By Rachel Krueger
A white supremacist group called The Council of Conservative Citizens is outraged that Marvel has cast Idris Elba as Heimdall in Thor, because he is foxy. I mean, black. They probably don’t appreciate that foxy black men exist in the world, but it is definitely the blackness that they are pissed about. “It seems that Marvel Studios believes that white people should have nothing that is unique to themselves,” they complain. Which, ok. That is a boringly awful thing to say. We are all appalled by this, AND righteously indignant, AND genuinely furious. But surprised? They are white supremacists. Being dirty racists that nobody likes is sort of their job, and it is our job to not like them and to try to make them stop being a thing. Their being dirty racists isn’t exactly Extry! Extry! news.
The TV Guide, on the other hand? Come on, TV Guide. You were my hockey-schedule-checker in the days before the internets, my lazy morning reading once I was done with the cereal box. Why you gotta be such sneaky secret bigots?
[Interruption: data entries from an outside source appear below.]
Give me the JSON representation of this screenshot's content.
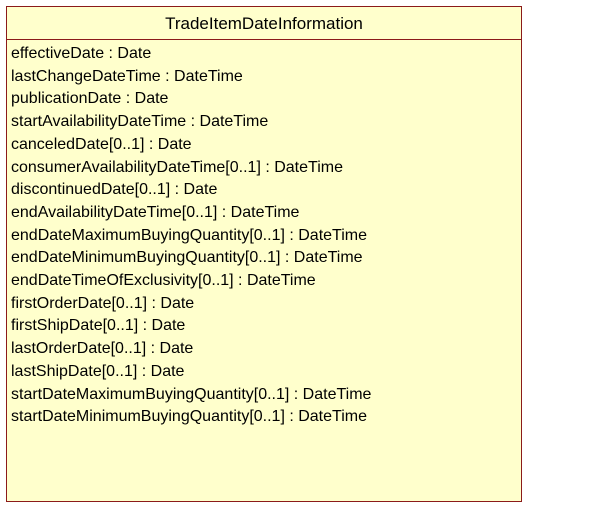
{
  "class": {
    "name": "TradeItemDateInformation",
    "attributes": [
      "effectiveDate : Date",
      "lastChangeDateTime : DateTime",
      "publicationDate : Date",
      "startAvailabilityDateTime : DateTime",
      "canceledDate[0..1] : Date",
      "consumerAvailabilityDateTime[0..1] : DateTime",
      "discontinuedDate[0..1] : Date",
      "endAvailabilityDateTime[0..1] : DateTime",
      "endDateMaximumBuyingQuantity[0..1] : DateTime",
      "endDateMinimumBuyingQuantity[0..1] : DateTime",
      "endDateTimeOfExclusivity[0..1] : DateTime",
      "firstOrderDate[0..1] : Date",
      "firstShipDate[0..1] : Date",
      "lastOrderDate[0..1] : Date",
      "lastShipDate[0..1] : Date",
      "startDateMaximumBuyingQuantity[0..1] : DateTime",
      "startDateMinimumBuyingQuantity[0..1] : DateTime"
    ]
  },
  "colors": {
    "fill": "#ffffcc",
    "border": "#8b1a1a"
  }
}
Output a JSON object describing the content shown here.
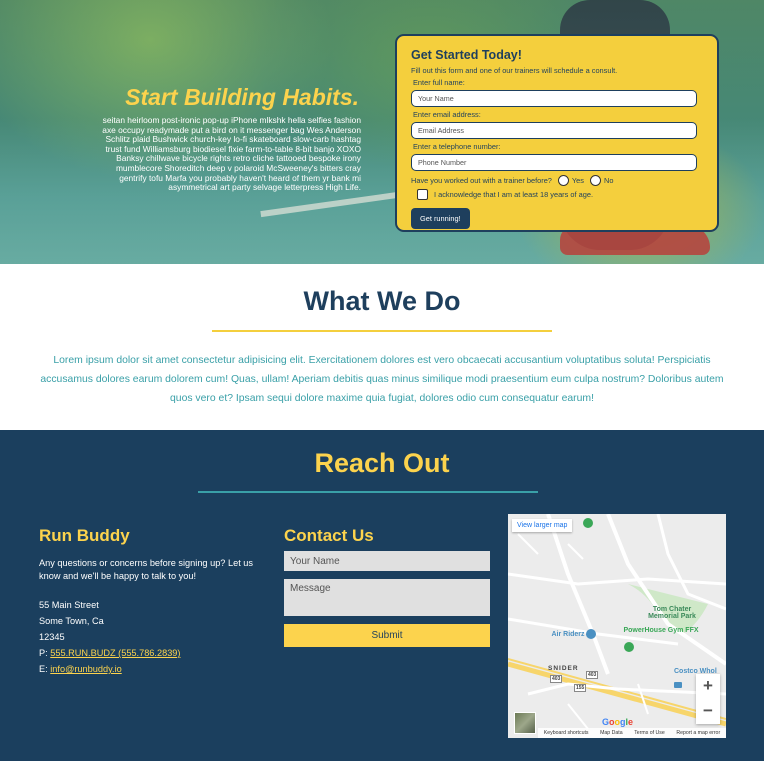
{
  "hero": {
    "heading": "Start Building Habits.",
    "text": "seitan heirloom post-ironic pop-up iPhone mlkshk hella selfies fashion axe occupy readymade put a bird on it messenger bag Wes Anderson Schlitz plaid Bushwick church-key lo-fi skateboard slow-carb hashtag trust fund Williamsburg biodiesel fixie farm-to-table 8-bit banjo XOXO Banksy chillwave bicycle rights retro cliche tattooed bespoke irony mumblecore Shoreditch deep v polaroid McSweeney's bitters cray gentrify tofu Marfa you probably haven't heard of them yr bank mi asymmetrical art party selvage letterpress High Life."
  },
  "form": {
    "title": "Get Started Today!",
    "subtitle": "Fill out this form and one of our trainers will schedule a consult.",
    "name_label": "Enter full name:",
    "name_placeholder": "Your Name",
    "email_label": "Enter email address:",
    "email_placeholder": "Email Address",
    "phone_label": "Enter a telephone number:",
    "phone_placeholder": "Phone Number",
    "trainer_question": "Have you worked out with a trainer before?",
    "yes_label": "Yes",
    "no_label": "No",
    "age_ack": "I acknowledge that I am at least 18 years of age.",
    "submit_label": "Get running!"
  },
  "what_we_do": {
    "title": "What We Do",
    "text": "Lorem ipsum dolor sit amet consectetur adipisicing elit. Exercitationem dolores est vero obcaecati accusantium voluptatibus soluta! Perspiciatis accusamus dolores earum dolorem cum! Quas, ullam! Aperiam debitis quas minus similique modi praesentium eum culpa nostrum? Doloribus autem quos vero et? Ipsam sequi dolore maxime quia fugiat, dolores odio cum consequatur earum!"
  },
  "reach_out": {
    "title": "Reach Out",
    "run_buddy": {
      "title": "Run Buddy",
      "text": "Any questions or concerns before signing up? Let us know and we'll be happy to talk to you!",
      "street": "55 Main Street",
      "city": "Some Town, Ca",
      "zip": "12345",
      "phone_prefix": "P:",
      "phone": "555.RUN.BUDZ (555.786.2839)",
      "email_prefix": "E:",
      "email": "info@runbuddy.io"
    },
    "contact": {
      "title": "Contact Us",
      "name_placeholder": "Your Name",
      "message_placeholder": "Message",
      "submit_label": "Submit"
    },
    "map": {
      "larger_map": "View larger map",
      "park_label": "Tom Chater Memorial Park",
      "gym_label": "PowerHouse Gym FFX",
      "air_label": "Air Riderz",
      "costco_label": "Costco Whol",
      "snider_label": "SNIDER",
      "road_403a": "403",
      "road_403b": "403",
      "road_155": "155",
      "zoom_in": "+",
      "zoom_out": "−",
      "google": "Google",
      "footer": [
        "Keyboard shortcuts",
        "Map Data",
        "Terms of Use",
        "Report a map error"
      ]
    }
  },
  "colors": {
    "navy": "#1e3f5d",
    "yellow": "#fcd34d",
    "teal": "#3aa0a8"
  }
}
Padma Lakshmi, Indian-born and freakishly attractive, appeared on the cover of TV Guide this month looking suspiciously Caucasian. I have no problem with Caucasians. They can be a very pretty people, and to be honest Padma makes a lovely white woman. But Padma: Original Sauce is FAR, FAR LOVELIER, and lacks that distinctive ping of whitewash, with its undertones of colonial imperialism.
Clearly the white supremacists are bad guys, but they’re so overtly jackasserish that all the sane ones shake our heads. Making The Padma into a vampire of her former self, however, is insidious. It simultaneously deprives us of a (rare) Non-White-Person-On-A-Magazine-That-Does-Not-Have-To-Do-With-Sports and reinforces the long-held believe that we only like to look at white people . You need to sit in the corner, TV Guide, and think about what you’ve done.
Fyoder Larue says
Frankly, casting a non-white person in the role of a Scandinavian deity, especially one known as the ‘white one’ ( see http://en.wikipedia.org/wiki/Heimdall ) is an interesting choice, and one which will predictably meet with resistance by those who regard the pantheon as cultural property (imagine the response to a white actor cast in the role of an African deity). That the white god should be made up white could have to do with going for the traditional appearance of the deity. Though you could argue that if they’re going to cast against type, why not go all the way?